After lying in our bags yesterday afternoon and all night, we debated breakfast; decided to have it later and go without lunch. At the time the gale seemed as bad as ever, but during breakfast the sun showed and there was light enough to see the old track. It was a long and terribly cold job digging out our sledge and breaking camp, but we got through and on the march without sail, all pulling. This was about 11, and at about 2:30, to our joy, we saw the red depot flag. We had lunch and left with 9 1/2 days' provisions, still following the track—marched till 8 and covered 5 miles, over 12 in the day.

Only 89 miles to the next depot, but it's time we cleared off this plateau.

We are not without ailments: Oates suffers from a very cold foot; Evans' fingers and nose are in a bad state, and tonight Wilson is suffering tortures from his eyes. Bowers and I are the only members of the party without troubles just at present.

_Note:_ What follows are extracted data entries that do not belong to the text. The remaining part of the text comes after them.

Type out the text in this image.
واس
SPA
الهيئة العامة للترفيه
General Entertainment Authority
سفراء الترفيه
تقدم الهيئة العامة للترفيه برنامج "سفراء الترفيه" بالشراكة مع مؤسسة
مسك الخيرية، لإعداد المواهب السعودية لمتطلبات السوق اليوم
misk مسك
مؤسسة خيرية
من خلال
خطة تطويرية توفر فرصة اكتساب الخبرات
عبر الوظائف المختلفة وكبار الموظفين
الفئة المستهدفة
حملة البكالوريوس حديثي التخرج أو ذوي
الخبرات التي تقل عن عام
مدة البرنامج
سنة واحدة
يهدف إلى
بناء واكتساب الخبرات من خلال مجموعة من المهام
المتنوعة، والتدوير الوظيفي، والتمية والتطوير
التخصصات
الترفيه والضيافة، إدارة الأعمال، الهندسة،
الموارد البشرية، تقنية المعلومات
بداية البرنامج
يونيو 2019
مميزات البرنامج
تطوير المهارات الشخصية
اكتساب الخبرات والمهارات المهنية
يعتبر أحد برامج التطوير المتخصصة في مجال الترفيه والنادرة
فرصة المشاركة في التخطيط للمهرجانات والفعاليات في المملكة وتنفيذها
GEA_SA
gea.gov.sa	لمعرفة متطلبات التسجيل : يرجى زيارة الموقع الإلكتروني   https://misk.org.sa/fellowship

The weather still looks unsettled, and I fear a succession of blizzards at this time of year; the wind is strong from the south, and this afternoon has been very helpful with the full sail. Needless to say I shall sleep much better with our provision bag full again. The only real anxiety now is finding the Three Degree Depot. The tracks seem as good as ever so far; they reappear quite clearly raised above the surface. If the light is good there is not the least difficulty in following. Blizzards are our bugbear, not only stopping our marches, but the cold damp air takes it out of us.

Bowers has been on ski today whilst Wilson walked by the sledge or pulled ahead of it.